Benton Hall is named for Guy Potter Benton, president of Miami University from 1902 to 1911. One of the Miami's greatest presidents, the 11th president Guy Potter Benton was born in Kenton Ohio on May 26, 1856. Before coming to Miami in 1902, Benton served as superintendent of schools in Fort Scott, Kansas, professor of history and sociology at Baker University, and president of Upper Iowa University. As Miami University’s president, Benton presided over the beginning of Miami's evolution from a small rural institution into a thriving modern university. The year Benton became president there were but five buildings on the campus and the total student enrollment was 124. When he resigned nine years later, the student enrollment had increased to more than 1,200. Many of the new students were women enrolled at the Normal School which opened during Benton's tenure.

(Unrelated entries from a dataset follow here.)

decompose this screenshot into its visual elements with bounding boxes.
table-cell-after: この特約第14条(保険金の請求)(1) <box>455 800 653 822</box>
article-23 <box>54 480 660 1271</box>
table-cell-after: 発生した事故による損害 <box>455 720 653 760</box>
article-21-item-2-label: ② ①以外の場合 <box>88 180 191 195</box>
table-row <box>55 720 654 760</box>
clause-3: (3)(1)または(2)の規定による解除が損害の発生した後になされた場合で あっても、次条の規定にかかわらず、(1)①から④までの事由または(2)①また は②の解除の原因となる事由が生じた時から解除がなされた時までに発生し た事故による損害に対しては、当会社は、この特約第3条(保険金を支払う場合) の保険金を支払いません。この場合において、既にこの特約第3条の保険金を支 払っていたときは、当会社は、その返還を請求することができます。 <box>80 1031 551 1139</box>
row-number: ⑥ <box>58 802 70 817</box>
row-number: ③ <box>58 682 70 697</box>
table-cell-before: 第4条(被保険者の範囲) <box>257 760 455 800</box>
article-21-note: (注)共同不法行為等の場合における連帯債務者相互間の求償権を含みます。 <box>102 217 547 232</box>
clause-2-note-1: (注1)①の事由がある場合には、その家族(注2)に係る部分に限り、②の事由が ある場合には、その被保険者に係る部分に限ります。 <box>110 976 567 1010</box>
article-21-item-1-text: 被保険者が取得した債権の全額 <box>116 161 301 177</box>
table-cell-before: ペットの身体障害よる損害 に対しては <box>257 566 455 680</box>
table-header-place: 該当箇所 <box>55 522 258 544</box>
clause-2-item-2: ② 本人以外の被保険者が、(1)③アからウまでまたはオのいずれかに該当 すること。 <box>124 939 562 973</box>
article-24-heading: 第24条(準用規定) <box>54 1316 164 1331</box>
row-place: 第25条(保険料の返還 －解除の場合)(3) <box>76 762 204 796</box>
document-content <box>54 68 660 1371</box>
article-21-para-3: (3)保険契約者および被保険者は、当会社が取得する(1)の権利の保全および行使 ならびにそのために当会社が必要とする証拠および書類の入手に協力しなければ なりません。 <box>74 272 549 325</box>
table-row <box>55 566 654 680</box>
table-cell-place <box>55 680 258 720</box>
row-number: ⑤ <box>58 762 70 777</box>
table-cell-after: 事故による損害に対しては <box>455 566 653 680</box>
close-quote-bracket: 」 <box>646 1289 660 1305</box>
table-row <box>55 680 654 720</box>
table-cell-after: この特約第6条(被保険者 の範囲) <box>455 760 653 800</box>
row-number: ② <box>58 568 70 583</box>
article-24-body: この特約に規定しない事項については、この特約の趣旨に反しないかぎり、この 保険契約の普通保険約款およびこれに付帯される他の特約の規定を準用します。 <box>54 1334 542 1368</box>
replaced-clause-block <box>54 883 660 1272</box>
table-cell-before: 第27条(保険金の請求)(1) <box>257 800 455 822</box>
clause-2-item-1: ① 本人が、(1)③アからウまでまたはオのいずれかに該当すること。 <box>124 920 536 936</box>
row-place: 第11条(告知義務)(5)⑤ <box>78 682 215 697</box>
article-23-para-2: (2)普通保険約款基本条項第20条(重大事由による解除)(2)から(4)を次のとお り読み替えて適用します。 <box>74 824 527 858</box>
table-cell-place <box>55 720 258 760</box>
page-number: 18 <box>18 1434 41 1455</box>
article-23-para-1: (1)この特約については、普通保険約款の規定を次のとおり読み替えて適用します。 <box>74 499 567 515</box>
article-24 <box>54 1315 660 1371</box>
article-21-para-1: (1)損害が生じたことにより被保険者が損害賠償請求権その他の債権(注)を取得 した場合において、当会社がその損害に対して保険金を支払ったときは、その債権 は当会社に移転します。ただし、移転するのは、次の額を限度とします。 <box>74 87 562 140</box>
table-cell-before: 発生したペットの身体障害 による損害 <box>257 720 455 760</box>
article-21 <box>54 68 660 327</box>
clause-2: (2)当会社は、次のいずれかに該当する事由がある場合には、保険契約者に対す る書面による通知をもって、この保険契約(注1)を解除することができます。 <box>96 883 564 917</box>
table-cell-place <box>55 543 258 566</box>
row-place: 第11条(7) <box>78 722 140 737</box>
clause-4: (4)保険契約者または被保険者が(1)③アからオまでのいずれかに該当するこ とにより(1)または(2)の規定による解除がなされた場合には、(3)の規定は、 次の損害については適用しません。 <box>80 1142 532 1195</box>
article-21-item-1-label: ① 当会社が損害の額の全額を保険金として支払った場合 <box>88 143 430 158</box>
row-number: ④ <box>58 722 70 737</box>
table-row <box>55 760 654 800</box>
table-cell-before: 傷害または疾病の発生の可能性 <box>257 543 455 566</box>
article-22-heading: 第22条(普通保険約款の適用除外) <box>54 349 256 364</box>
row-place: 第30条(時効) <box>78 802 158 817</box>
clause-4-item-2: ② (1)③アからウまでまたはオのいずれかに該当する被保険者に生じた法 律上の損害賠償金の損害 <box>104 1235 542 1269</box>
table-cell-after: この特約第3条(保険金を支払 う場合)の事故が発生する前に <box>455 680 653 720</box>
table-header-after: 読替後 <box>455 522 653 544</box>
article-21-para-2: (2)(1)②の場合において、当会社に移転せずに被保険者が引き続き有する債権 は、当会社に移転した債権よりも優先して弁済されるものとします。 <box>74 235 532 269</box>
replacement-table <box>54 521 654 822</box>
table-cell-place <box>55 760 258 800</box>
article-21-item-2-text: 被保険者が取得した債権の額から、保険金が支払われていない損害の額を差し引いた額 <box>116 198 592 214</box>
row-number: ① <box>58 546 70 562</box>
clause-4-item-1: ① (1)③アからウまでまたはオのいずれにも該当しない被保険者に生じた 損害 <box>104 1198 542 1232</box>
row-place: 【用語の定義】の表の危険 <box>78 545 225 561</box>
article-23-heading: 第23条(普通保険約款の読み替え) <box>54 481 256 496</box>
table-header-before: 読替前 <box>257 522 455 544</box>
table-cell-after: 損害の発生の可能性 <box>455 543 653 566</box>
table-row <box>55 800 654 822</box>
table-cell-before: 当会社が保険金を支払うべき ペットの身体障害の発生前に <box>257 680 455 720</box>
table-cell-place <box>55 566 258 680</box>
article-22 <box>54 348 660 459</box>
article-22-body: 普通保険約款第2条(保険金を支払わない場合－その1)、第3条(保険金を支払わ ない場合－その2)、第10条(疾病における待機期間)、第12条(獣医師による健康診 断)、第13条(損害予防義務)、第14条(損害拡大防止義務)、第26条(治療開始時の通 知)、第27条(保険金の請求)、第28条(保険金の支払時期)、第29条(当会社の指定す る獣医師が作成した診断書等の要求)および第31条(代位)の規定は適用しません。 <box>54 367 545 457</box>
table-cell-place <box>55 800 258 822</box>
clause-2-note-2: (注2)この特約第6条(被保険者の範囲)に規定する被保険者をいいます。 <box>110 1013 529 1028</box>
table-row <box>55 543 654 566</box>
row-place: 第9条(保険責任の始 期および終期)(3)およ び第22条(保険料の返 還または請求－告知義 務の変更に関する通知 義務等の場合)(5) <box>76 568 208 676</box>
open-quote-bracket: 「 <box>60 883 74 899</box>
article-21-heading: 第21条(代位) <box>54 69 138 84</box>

By 1911, Miami's income had grown to approximately a quarter of a million dollars, and seven modern buildings had been erected in response to a constantly growing University constituency.

President Benton was also largely responsible for the defeat of the Lybarger Bill, one of the greatest threats ever posed to Miami's existence as a university. Introduced in the Ohio Legislature in 1906 and promoted by Ohio State President William Oxley Thompson (a former Miami University president), the Lybarger Bill would have reduced Miami to the status of a teacher's college. Benton actively and successfully lobbied legislators to defeat the Bill.

Following his departure from Miami, Benton was president of the University of Vermont from 1911 to 1917, and he served with the American Expeditionary Force in Europe from 1917 to 1919. In 1921 Benton became the first president of the University of the Philippines. Ill health forced his retirement three years later and he died in Minneapolis on June 28, 1927. In accordance with his wishes, Guy Porter Benton was buried in the Oxford Cemetery.